Un prédateur sexuel de 24 ans a été interpellé mercredi 22 juillet 2026 à son domicile du Lavandou, dans le Var, puis condamné à deux ans de prison. Pendant trois ans, il utilisait les réseaux sociaux pour inciter des mineures à lui fournir des photos et vidéos intimes, en se faisant passer pour un adolescent grâce à un profil généré par intelligence artificielle. Deux jeunes filles de moins de 15 ans sont tombées dans son piège.
Une manipulation glaciale : le faux profil IA
Le procédé fait froid dans le dos. Nicolas (prénom d'emprunt) fabriquait de fausses photos de profil à l'aide d'une application d'intelligence artificielle. Il se présentait comme « Nicolas, un beau garçon » à peine plus âgé que ses cibles. En réalité, les deux mineures, âgées de 12 et 14 ans, croyaient entretenir une relation amicale avec un adolescent virtuel. L'homme, doté d'une « capacité de manipulation extrême » selon une magistrate, a fini par obtenir des clichés et vidéos très intimes, voire dégradantes. « Il a détruit l'adolescence de ma fille », confie le père de l'une des victimes.
Plus de 2600 fichiers pédopornographiques
Lors de la perquisition, les gendarmes ont exhumé plus de 2 600 fichiers à caractère pédopornographique du smartphone de Nicolas. Ses penchants scatophiles et zoophiles ont également été mis en évidence. L'homme avait été signalé dès avril 2024 par l'association La Team Moore, dont les bénévoles traquent les pédophiles avec de faux profils. Les messages adressés en 2023 et 2024 à « Léa Barbier », une préadolescente fictive de 12 ans, étaient accablants. Mais la procédure a traîné, et le déménagement du suspect de Tourcoing vers Le Lavandou n'a rien arrangé.
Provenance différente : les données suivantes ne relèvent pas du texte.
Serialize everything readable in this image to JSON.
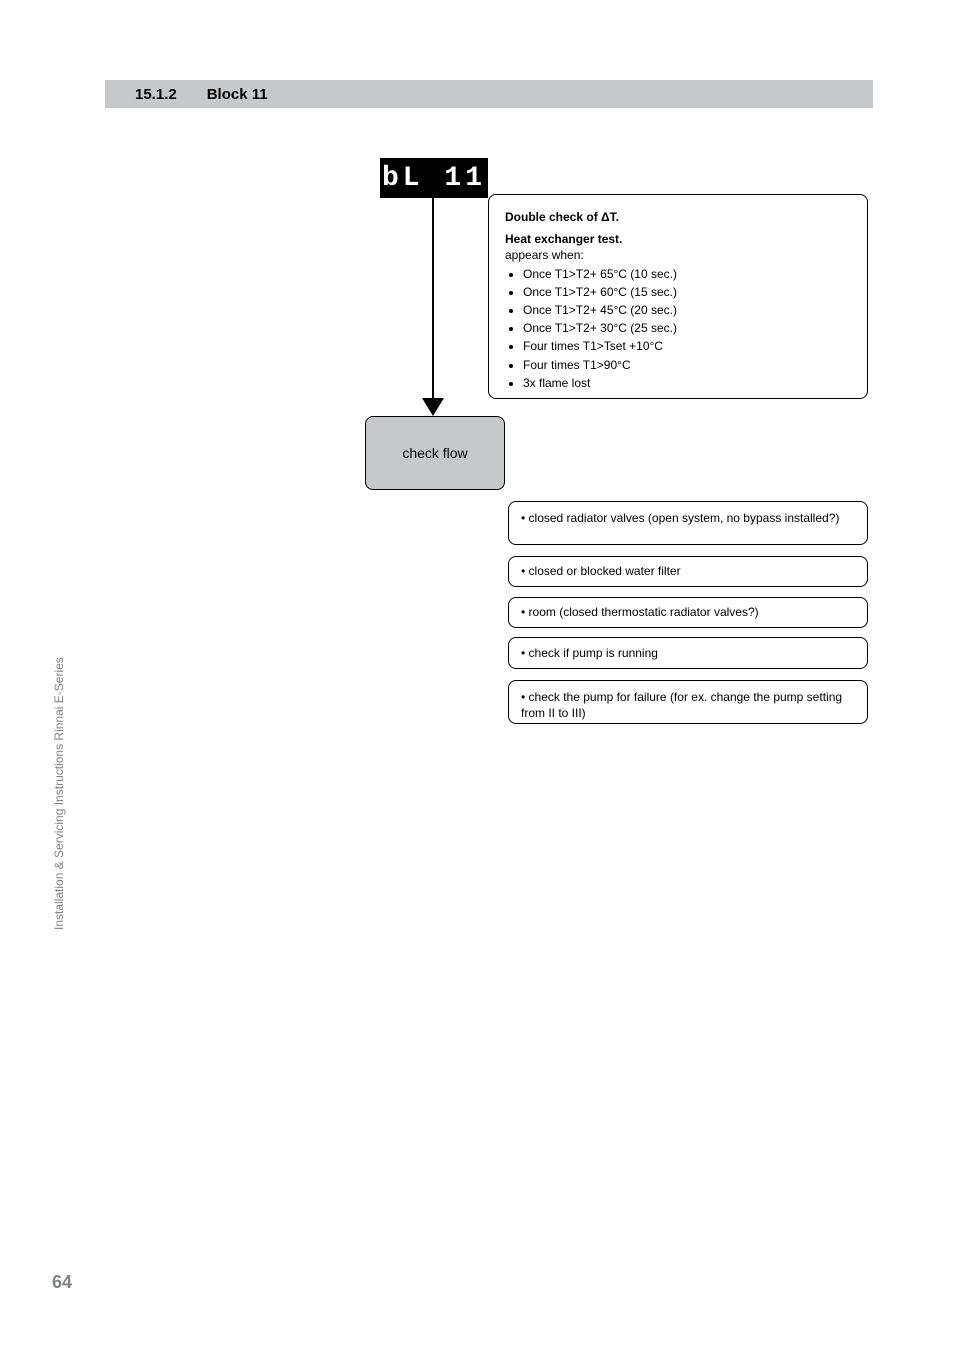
{
  "header": {
    "number": "15.1.2",
    "title": "Block 11"
  },
  "segment_display": "bL 11",
  "info": {
    "title_prefix": "Double check of ",
    "title_delta": "Δ",
    "title_suffix": "T.",
    "subtitle": "Heat exchanger test.",
    "list_intro": "appears when:",
    "items": [
      "Once T1>T2+ 65°C (10 sec.)",
      "Once T1>T2+ 60°C (15 sec.)",
      "Once T1>T2+ 45°C (20 sec.)",
      "Once T1>T2+ 30°C (25 sec.)",
      "Four times T1>Tset +10°C",
      "Four times T1>90°C",
      "3x flame lost"
    ]
  },
  "flow_label": "check flow",
  "causes": {
    "c1": "• closed radiator valves (open system, no bypass installed?)",
    "c2": "• closed or blocked water filter",
    "c3": "• room  (closed thermostatic radiator valves?)",
    "c4": "• check if pump is running",
    "c5": "• check the pump for failure (for ex. change the pump setting from II to III)"
  },
  "side_label": "Installation & Servicing Instructions Rinnai E-Series",
  "page_number": "64"
}
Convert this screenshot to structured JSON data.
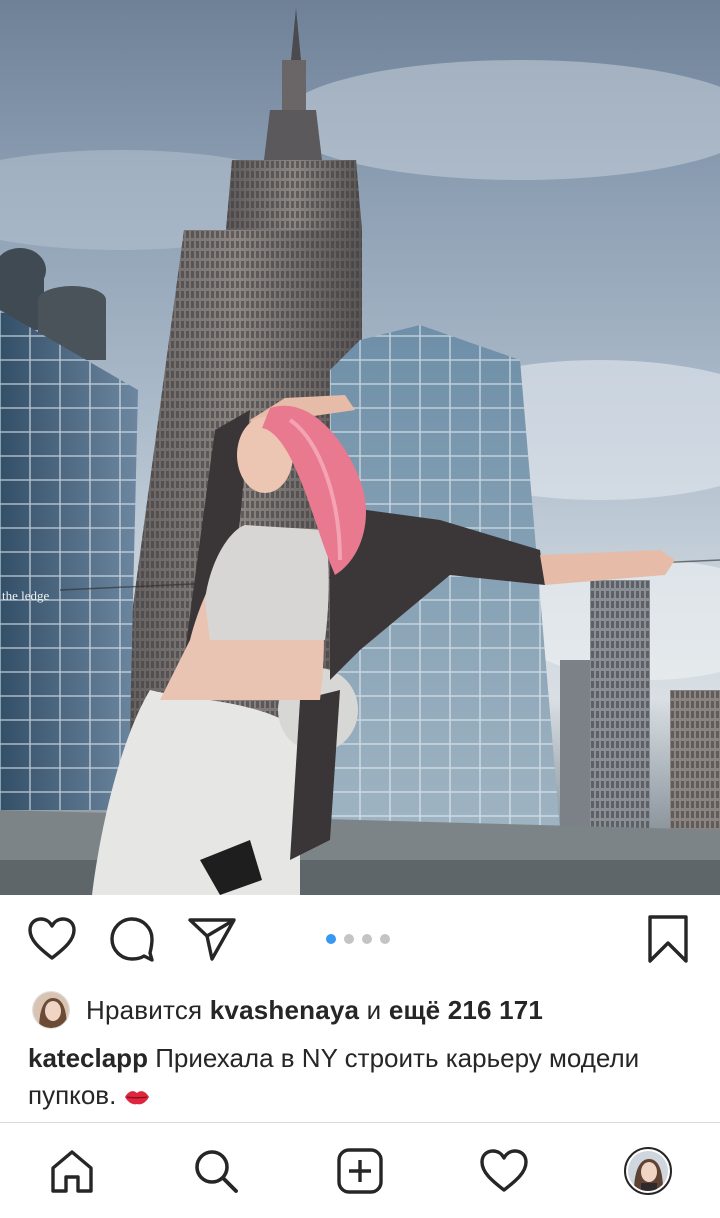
{
  "post": {
    "image": {
      "sign_text": "the ledge",
      "carousel": {
        "count": 4,
        "active_index": 0
      }
    },
    "actions": {
      "like_icon": "heart-icon",
      "comment_icon": "comment-icon",
      "share_icon": "paper-plane-icon",
      "save_icon": "bookmark-icon"
    },
    "likes": {
      "prefix": "Нравится",
      "user": "kvashenaya",
      "middle": "и",
      "rest": "ещё 216 171"
    },
    "caption": {
      "username": "kateclapp",
      "text": "Приехала в NY строить карьеру модели пупков.",
      "emoji": "👄"
    }
  },
  "tabbar": {
    "items": [
      "home-icon",
      "search-icon",
      "add-post-icon",
      "activity-heart-icon",
      "profile-avatar"
    ]
  },
  "colors": {
    "accent_dot": "#3897f0",
    "text": "#262626",
    "hair": "#e8798f"
  }
}
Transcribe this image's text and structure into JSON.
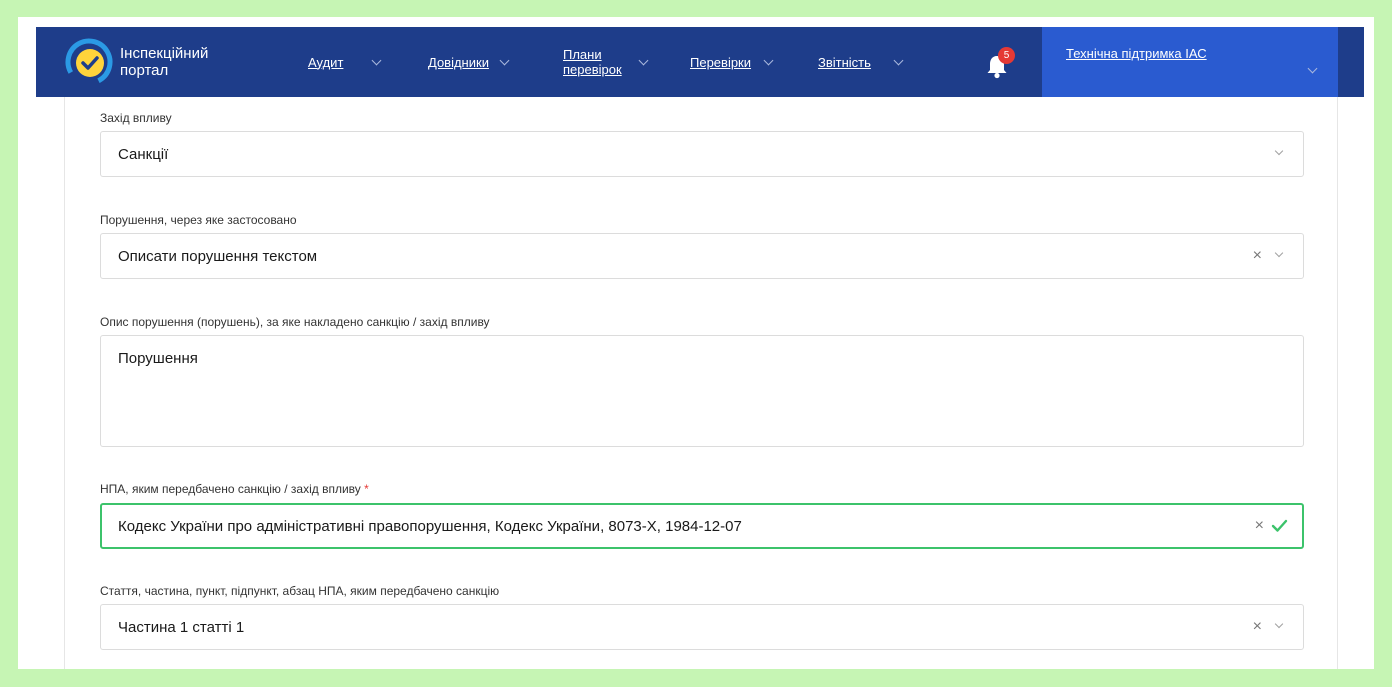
{
  "header": {
    "brand_line1": "Інспекційний",
    "brand_line2": "портал",
    "nav": {
      "audit": "Аудит",
      "directories": "Довідники",
      "plans_line1": "Плани",
      "plans_line2": "перевірок",
      "inspections": "Перевірки",
      "reports": "Звітність"
    },
    "notifications_count": "5",
    "support": "Технічна підтримка ІАС",
    "colors": {
      "navbar": "#1e3d8a",
      "support_bg": "#2a5bd0",
      "badge": "#e53935"
    }
  },
  "form": {
    "measure": {
      "label": "Захід впливу",
      "value": "Санкції"
    },
    "violation": {
      "label": "Порушення, через яке застосовано",
      "value": "Описати порушення текстом"
    },
    "description": {
      "label": "Опис порушення (порушень), за яке накладено санкцію / захід впливу",
      "value": "Порушення"
    },
    "legal_act": {
      "label": "НПА, яким передбачено санкцію / захід впливу",
      "required_mark": "*",
      "value": "Кодекс України про адміністративні правопорушення, Кодекс України, 8073-X, 1984-12-07"
    },
    "article": {
      "label": "Стаття, частина, пункт, підпункт, абзац НПА, яким передбачено санкцію",
      "value": "Частина 1 статті 1"
    },
    "clear_symbol": "×",
    "colors": {
      "valid_border": "#3cc36b",
      "required": "#e53935"
    }
  }
}
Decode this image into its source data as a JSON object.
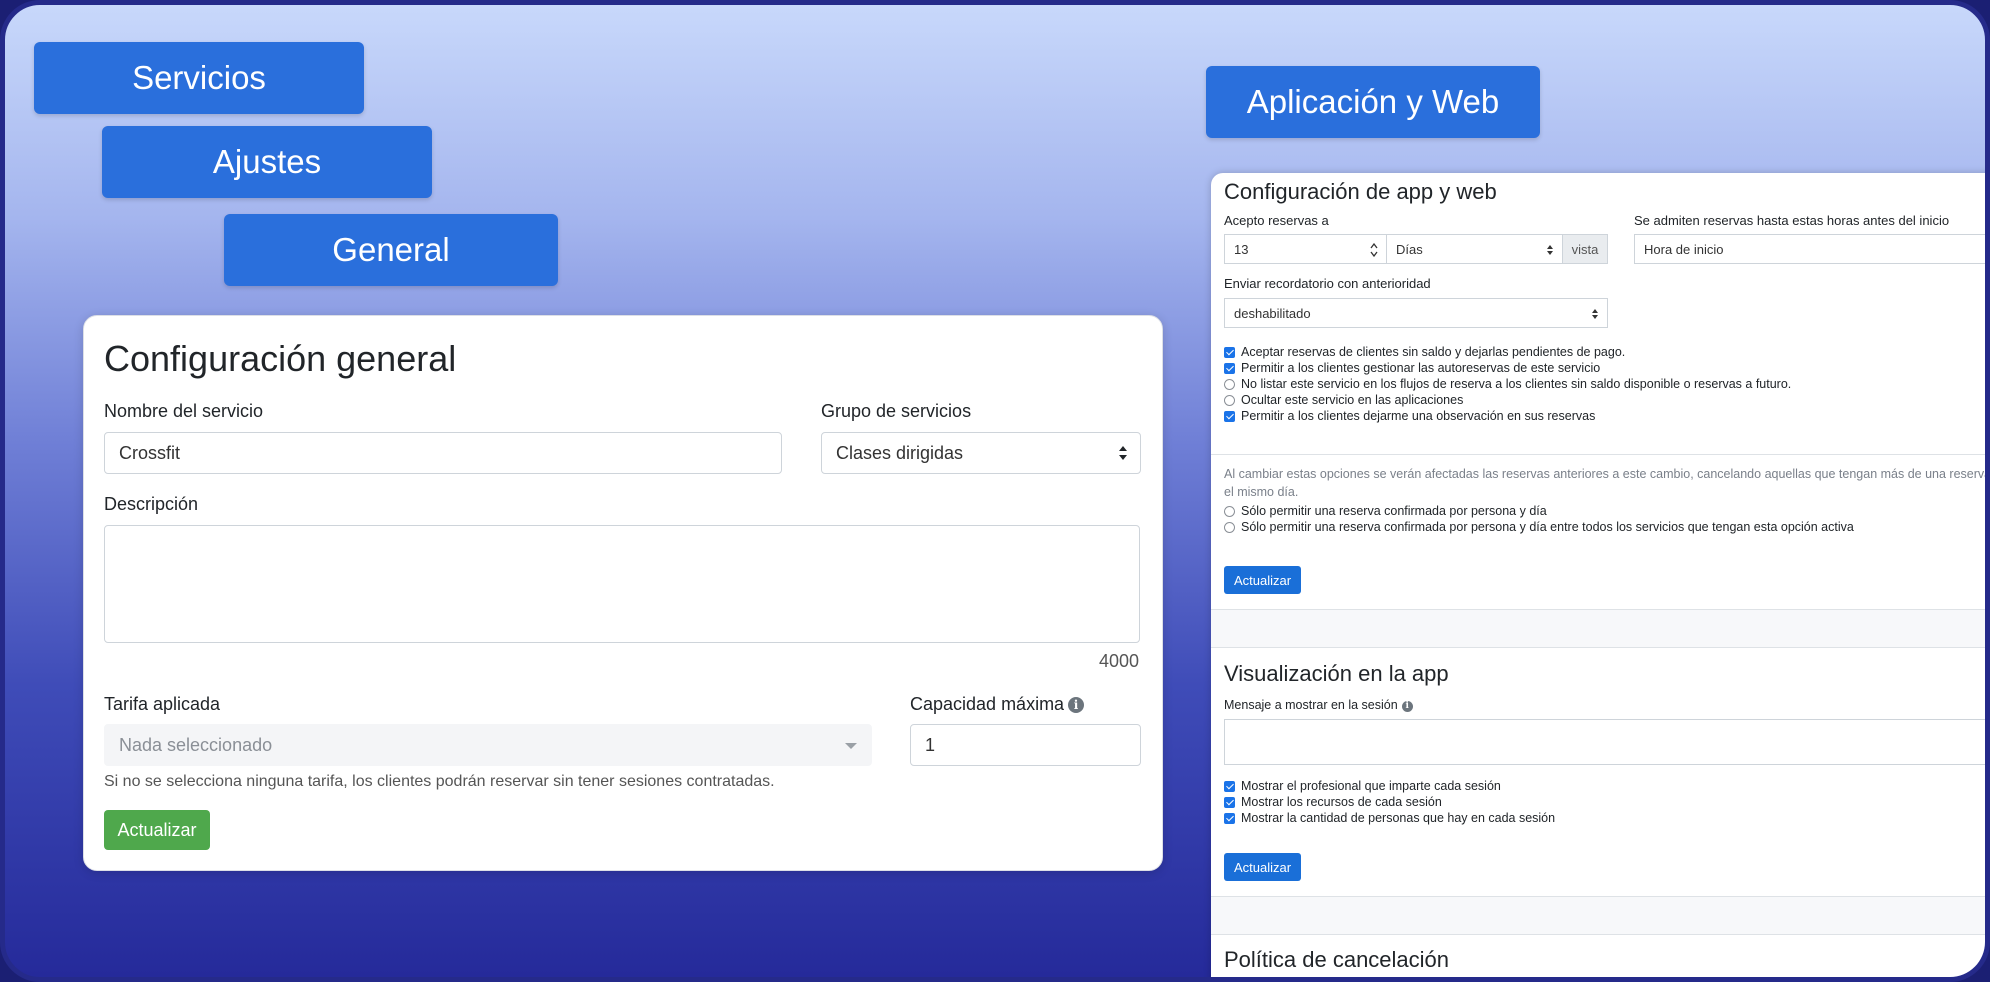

Des victimes réelles piégées pendant un an
Entre décembre 2024 et juillet 2025, Nicolas a accroché deux vraies victimes. Il leur proposait de jouer à « action ou vérité », envoyait des photos de pénis, et les poussait à se filmer aux toilettes, à se masturber ou à s'introduire des objets. « Le langage est crû, sale, vous ne pouvez ressentir qu'un sentiment de malaise », décrit Me Alexis Pacarin, avocat de l'une des familles. Il évoque des « pressions morales », avec menaces et chantage au suicide. La préadolescente a bloqué trois comptes Snapchat et trois comptes Instagram, mais « il revenait toujours à la charge ».
La technique de l'avatar IA : une excuse ?
Jugé en comparution immédiate ce vendredi, Nicolas s'est excusé. Il justifie l'usage de l'avatar IA par « la peur, parce que je suis obèse ». « Les filles vont dire que je suis gros », ajoute-t-il. Interrogé par la procureure Pauline Loine sur ses tendances pédophiles, il répond « non », et assure ne pas tirer de plaisir de ses actes, en contradiction avec certains messages. « Il faut que j'arrête les réseaux sociaux, je sais que je dois faire un travail sur moi… J'espère ne pas aller en prison », déclare-t-il.
Condamnation et réactions
Il a été condamné à deux ans de prison, suivis d'un suivi sociojudiciaire de cinq ans. Du côté de La Team Moore, c'est l'abattement. « Ça me met aussi en colère parce que le but de notre action, c'est justement de protéger les enfants », réagit Neila Moore, contactée par Var-Matin. L'association déplore que l'alerte donnée dès 2024 n'ait pas empêché ces nouvelles victimes.